Wiedereingliederung Dienste
Hallo! Ich befinde mich in einer 8 wöchigen Wiedereingliederung. Im Sozialen Bereich. Also auch Wochenende und Feiertage. Den Plan Mai hat die stellvertrende Leitung geschrieben (also die Arbeitstage und Zeiten festgelegt) Die Person hat aber gekündigt. Die Leitung ist seit letzter Woche wohl krank. Eine Vetretung gibt es wohl nicht. Nun hat niemand meinen Plan für Juni geschrieben. Daher hab ich jetzt selber einen Plan entworfen. Da ich Himmelfahtt gearbeitet habe, habe ich mir Pfingstmontag nun frei eingetragen. Wenn ich 'normal' arbeiten würde, müsste ich auch nicht jeden Feiertag arbeiten. Habe auch nur eine 20 Stunden Stelle.
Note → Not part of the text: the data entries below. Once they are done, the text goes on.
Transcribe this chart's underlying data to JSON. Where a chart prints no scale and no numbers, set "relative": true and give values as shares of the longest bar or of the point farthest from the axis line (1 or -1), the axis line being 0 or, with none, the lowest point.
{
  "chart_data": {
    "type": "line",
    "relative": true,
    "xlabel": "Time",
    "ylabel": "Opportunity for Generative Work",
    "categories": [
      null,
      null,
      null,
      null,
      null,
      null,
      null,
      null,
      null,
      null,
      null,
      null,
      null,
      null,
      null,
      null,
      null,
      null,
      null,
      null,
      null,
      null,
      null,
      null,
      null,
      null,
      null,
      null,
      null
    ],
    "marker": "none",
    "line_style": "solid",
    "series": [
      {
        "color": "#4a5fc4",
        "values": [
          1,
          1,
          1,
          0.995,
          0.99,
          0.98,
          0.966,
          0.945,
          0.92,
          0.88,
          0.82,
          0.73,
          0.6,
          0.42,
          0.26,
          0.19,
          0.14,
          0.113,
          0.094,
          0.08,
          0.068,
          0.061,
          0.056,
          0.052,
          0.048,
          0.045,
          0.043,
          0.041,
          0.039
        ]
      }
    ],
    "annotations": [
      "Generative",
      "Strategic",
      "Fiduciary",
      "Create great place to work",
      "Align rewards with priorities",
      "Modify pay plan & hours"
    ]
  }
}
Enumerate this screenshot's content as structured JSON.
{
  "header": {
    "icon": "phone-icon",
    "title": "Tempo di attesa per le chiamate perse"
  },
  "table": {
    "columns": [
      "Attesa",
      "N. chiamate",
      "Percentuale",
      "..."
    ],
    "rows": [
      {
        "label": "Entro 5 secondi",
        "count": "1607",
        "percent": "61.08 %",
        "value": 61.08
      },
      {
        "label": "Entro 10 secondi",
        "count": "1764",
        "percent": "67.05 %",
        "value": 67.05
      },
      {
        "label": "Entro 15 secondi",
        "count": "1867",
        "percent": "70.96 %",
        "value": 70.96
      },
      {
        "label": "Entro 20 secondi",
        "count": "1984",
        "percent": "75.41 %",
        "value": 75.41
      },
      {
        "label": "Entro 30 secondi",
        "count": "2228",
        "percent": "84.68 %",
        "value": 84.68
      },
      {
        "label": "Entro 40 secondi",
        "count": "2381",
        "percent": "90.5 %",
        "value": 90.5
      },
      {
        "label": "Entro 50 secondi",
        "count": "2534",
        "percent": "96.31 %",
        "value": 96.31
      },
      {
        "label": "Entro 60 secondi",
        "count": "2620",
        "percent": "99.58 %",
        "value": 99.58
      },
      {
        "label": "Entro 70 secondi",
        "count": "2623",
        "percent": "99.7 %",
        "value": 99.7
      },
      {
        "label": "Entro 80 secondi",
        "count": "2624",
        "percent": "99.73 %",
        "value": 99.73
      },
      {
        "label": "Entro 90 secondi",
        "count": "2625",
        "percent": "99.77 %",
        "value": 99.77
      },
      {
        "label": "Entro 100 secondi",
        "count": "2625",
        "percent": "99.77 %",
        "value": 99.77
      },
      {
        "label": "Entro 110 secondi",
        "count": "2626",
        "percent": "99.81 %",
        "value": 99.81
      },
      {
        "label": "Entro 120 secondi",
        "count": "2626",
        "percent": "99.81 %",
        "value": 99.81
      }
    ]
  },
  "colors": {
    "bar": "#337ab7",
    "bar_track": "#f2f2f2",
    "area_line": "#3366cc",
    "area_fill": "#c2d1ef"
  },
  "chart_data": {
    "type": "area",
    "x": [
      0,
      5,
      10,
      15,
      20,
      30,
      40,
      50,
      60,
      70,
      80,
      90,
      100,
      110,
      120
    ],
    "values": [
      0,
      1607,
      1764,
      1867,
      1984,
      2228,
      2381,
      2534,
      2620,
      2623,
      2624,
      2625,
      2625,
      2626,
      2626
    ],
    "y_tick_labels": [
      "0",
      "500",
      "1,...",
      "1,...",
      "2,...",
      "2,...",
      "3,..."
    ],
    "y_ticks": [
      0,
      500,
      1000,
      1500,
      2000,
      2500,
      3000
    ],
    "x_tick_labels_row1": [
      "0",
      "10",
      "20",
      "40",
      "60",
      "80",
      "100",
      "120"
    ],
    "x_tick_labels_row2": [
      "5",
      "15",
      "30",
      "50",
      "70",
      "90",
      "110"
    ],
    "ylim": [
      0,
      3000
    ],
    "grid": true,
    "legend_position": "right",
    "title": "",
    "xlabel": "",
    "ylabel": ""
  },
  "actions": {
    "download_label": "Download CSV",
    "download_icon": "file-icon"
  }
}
Ist es in Ordnung Pfingstmontag frei zu haben? Pfingstsonntag arbeite ich.
Community-Antworten (3)
30.05.2025 um 00:36 Uhr
Dein AG kann sich freuen, das Du überhaupt einen Plan aufstellst. Dein regulärer Job scheint das ja nicht zu sein.
30.05.2025 um 13:28 Uhr
Die Wiedereingliederung sollte im Vorfeld mit Arzt und AG abgesprochen sein und so gestaltet werden, dass du jederzeit abbrechen kannst und nach Hause gehen darfst.
31.05.2025 um 16:40 Uhr
Du gibst deinen Plan der sich mit dem Plan deckt den du und der Arzt für die Wiedereingliederung aufgestellt haben, bei einem Vorgesetzten ab, Stationsleitung, Bereichsleitung, PDL, wer auch immer für dich verantwortlich ist, ab. Dann wartest du was passiert, ob dem Plan widersprochen wird oder ob andere Vorschläge kommen. Bei einer Wiedereingliederung arbeitet man nicht nach einem Dienstplan den der AG vorgibt, sondern nach dem Plan den der Arzt mit dir zusammen erstellt hat. Wenn der AG einer Wiedereingliederung zugestimmt hat, dann liegt ihm, meines Wissens nach auch der Arbeitsplan vor. Jedenfalls war das bei mir so. Hat der AG der Wiedereingliederung zugestimmt, dann beinhaltet das ja auch den Arbeitsplan.